Subclassing Built-Ins, why are we using copy.copy ?

At a certain point in the video Kenneth explains why he is using copy.copy in the following function: (from the transcript:)


Now why am I using copy.copy? Well, if they send in something mutable, like say, another list, each member in that filled list or each member in our filled list that was a copy of that list would be the same member if we weren't using copy.copy. If you changed one of them it would change all of the others too because we're just putting in references to that list.


#example he is talking about in the transcript:
import copy
class FilledList(list):
    def __init__(self, count, value, *args, **kwargs):
        super().__init__()
        for _ in range(count):
            self.append(copy.copy(value))

I can't follow what he is talking about. Could someone please shed some light on this?

2 Answers

Chris Freeman
MOD
Chris Freeman
Treehouse Moderator 68,457 Points

Great question! In python, objects are referenced by their location in memory. This location can be seen using the id() function.

When appending an item to a list, it is the id of the item that is append, not the actual item.

# set an initial value
>>> value = [1, 2, 3]
>>> result = []
>>> for _ in range(5):
...     result.append(value)
...
>>> for item in result:
...     print(id(item))
...
18867400
18867400
18867400
18867400
18867400
# All of the IDs are the same
>>> print( result)
[[1, 2, 3], [1, 2, 3], [1, 2, 3], [1, 2, 3], [1, 2, 3]]
# because the IDs are all the same, modifying one is the same
# as modifying all since the all point to the same object id
>>> result[0][1] = 9
>>> print( result)
[[1, 9, 3], [1, 9, 3], [1, 9, 3], [1, 9, 3], [1, 9, 3]]

# Trying again using copy
>>> import copy
# reset result
>>> result = []
>>> for _ in range(5):
...     result.append(copy.copy(value))
...
>>> print( result)
[[1, 9, 3], [1, 9, 3], [1, 9, 3], [1, 9, 3], [1, 9, 3]]
# This looks the same, but check out the IDs
>>> for item in result:
...     print(id(item))
...
18908872
18909640
18909768
18909064
18909832
# All different!!
# now modifying one is only changing that one
>>> result[0][1] = 'a'
>>> print( result)
[[1, 'a', 3], [1, 9, 3], [1, 9, 3], [1, 9, 3], [1, 9, 3]]

The same situation occurs when mutable objects are passed as arguments to functions or methods. This means that a function can change values outside of the function if the coding is not done carefully.

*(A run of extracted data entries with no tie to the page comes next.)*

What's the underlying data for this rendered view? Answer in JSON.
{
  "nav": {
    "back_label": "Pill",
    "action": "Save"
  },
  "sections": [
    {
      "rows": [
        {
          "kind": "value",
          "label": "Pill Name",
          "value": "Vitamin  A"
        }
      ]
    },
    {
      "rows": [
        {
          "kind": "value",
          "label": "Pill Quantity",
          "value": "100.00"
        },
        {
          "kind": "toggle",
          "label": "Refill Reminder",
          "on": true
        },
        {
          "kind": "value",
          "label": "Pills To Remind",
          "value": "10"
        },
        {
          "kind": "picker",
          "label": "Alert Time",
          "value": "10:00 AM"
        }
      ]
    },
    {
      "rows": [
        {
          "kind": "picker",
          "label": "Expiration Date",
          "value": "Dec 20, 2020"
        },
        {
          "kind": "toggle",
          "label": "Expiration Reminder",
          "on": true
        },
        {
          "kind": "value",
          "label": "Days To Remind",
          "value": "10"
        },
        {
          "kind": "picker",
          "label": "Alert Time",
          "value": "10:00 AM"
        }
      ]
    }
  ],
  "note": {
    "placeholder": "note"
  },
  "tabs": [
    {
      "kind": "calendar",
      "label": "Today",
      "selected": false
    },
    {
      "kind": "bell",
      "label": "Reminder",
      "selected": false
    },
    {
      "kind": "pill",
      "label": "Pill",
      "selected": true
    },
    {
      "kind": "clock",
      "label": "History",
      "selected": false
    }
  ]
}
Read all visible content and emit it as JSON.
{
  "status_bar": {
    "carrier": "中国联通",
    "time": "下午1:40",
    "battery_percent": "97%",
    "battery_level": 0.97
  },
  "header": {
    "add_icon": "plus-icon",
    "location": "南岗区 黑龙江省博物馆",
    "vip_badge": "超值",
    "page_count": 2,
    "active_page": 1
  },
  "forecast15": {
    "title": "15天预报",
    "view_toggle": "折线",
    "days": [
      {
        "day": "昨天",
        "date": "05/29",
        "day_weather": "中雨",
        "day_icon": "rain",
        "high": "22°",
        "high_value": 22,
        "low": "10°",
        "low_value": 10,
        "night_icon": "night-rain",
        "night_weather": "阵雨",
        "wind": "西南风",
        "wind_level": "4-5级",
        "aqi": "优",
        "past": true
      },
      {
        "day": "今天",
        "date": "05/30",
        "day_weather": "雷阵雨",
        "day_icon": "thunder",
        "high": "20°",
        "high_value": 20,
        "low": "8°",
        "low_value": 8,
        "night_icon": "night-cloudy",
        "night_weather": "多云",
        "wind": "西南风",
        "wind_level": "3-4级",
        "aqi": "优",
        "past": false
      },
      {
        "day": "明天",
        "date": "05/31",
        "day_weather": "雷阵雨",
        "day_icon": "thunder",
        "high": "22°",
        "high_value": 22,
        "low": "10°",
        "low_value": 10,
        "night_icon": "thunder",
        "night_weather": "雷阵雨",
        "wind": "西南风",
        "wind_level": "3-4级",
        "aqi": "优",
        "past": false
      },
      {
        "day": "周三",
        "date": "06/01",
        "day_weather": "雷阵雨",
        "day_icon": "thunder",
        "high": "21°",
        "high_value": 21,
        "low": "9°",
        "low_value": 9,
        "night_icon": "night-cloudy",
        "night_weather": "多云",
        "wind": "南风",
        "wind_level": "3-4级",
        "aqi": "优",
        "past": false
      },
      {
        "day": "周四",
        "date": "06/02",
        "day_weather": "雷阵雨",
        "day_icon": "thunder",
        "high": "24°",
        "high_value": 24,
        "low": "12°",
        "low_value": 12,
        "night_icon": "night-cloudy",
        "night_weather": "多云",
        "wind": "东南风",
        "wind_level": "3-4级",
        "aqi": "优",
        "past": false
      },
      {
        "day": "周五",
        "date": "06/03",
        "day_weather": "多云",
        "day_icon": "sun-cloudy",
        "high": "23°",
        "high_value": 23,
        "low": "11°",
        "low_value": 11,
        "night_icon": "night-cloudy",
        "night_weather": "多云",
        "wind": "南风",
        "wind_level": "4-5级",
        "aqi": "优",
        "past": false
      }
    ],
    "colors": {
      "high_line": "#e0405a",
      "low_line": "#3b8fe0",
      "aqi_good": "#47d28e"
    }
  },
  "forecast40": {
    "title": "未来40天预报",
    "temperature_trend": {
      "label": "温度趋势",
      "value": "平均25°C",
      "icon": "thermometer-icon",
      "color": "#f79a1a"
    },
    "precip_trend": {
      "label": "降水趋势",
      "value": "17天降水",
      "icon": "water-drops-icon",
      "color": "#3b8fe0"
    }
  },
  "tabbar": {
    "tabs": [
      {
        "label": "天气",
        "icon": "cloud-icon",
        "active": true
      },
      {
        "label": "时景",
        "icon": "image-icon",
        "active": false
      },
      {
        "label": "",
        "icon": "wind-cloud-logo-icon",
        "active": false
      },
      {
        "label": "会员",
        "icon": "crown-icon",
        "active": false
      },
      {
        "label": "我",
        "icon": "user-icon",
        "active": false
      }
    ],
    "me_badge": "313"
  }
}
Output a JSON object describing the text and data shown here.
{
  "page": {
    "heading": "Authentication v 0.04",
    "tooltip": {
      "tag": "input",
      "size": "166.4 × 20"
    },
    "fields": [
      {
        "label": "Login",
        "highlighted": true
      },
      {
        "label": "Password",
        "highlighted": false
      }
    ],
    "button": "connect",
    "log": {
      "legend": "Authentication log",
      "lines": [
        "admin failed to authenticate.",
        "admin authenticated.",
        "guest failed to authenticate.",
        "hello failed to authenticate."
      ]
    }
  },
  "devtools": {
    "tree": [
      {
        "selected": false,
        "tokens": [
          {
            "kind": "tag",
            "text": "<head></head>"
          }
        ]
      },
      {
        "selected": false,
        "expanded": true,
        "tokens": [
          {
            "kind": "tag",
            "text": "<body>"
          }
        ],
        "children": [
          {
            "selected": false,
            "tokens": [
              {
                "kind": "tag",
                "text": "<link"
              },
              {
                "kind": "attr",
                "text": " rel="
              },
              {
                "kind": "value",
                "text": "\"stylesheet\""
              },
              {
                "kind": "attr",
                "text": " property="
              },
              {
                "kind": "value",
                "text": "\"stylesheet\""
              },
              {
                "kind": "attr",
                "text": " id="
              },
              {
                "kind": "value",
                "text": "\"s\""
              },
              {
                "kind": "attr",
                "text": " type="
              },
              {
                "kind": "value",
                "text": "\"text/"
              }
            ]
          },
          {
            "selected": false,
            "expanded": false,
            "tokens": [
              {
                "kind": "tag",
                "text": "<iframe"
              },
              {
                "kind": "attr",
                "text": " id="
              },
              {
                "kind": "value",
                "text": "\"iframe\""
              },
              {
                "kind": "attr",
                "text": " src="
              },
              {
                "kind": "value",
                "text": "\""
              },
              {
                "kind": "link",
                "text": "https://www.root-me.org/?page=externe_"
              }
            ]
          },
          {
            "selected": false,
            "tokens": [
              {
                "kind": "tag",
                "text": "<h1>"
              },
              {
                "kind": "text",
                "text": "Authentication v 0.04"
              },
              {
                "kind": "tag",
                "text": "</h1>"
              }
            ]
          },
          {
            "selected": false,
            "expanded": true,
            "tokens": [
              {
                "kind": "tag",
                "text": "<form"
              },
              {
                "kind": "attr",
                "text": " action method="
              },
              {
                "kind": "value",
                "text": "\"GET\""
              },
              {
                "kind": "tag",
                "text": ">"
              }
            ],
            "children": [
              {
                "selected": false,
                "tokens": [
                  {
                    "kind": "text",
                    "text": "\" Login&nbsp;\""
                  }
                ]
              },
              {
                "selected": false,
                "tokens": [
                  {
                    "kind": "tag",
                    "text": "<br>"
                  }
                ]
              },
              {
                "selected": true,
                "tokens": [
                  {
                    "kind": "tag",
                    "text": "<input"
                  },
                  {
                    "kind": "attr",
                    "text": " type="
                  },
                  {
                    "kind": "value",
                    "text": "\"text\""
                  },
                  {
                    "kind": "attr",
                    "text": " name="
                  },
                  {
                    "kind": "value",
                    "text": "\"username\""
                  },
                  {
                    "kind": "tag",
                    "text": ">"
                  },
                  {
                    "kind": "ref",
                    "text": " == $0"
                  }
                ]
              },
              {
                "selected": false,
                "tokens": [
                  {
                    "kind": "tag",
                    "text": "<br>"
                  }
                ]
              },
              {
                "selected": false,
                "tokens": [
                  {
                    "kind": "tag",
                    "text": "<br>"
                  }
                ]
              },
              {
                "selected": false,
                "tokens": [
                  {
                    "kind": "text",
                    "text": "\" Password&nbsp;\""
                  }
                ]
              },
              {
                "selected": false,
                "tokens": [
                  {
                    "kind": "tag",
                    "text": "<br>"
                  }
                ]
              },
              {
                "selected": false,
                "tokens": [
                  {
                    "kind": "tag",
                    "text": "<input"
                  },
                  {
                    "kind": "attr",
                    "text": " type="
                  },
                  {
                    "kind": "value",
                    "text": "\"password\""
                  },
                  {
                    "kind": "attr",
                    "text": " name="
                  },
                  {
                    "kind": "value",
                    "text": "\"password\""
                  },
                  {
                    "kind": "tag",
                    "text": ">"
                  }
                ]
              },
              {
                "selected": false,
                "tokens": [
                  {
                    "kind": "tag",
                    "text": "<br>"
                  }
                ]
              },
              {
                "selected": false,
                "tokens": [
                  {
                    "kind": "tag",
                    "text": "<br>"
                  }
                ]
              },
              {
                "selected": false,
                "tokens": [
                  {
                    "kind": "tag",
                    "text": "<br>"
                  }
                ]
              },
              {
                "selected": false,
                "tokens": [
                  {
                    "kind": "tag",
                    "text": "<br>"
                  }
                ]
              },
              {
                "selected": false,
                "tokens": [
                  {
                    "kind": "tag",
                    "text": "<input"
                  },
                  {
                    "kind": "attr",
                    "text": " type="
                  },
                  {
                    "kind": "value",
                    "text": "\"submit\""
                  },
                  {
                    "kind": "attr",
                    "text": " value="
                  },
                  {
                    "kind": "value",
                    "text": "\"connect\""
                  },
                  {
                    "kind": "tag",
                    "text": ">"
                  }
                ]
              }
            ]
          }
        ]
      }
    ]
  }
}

>>> my_list = [1, 2, 3, 4, 5]
>>> def double_list(lst):
...     for idx, item in enumerate(lst):
...         lst[idx] = item * 2
...     return lst
...
>>> double_list(my_list)
[2, 4, 6, 8, 10]
>>> my_list
# my_list is also changed outside of function!
[2, 4, 6, 8, 10]

The fix for the above situation would be to append to a different list and return that list. Or you could add the line:

    # Add line near top of function 
    lst = copy.copy(lst)

Post back if you have more questions. Good luck!!

Robert Baucus
Robert Baucus
3,400 Points

Excellent and fascinating ! Thanks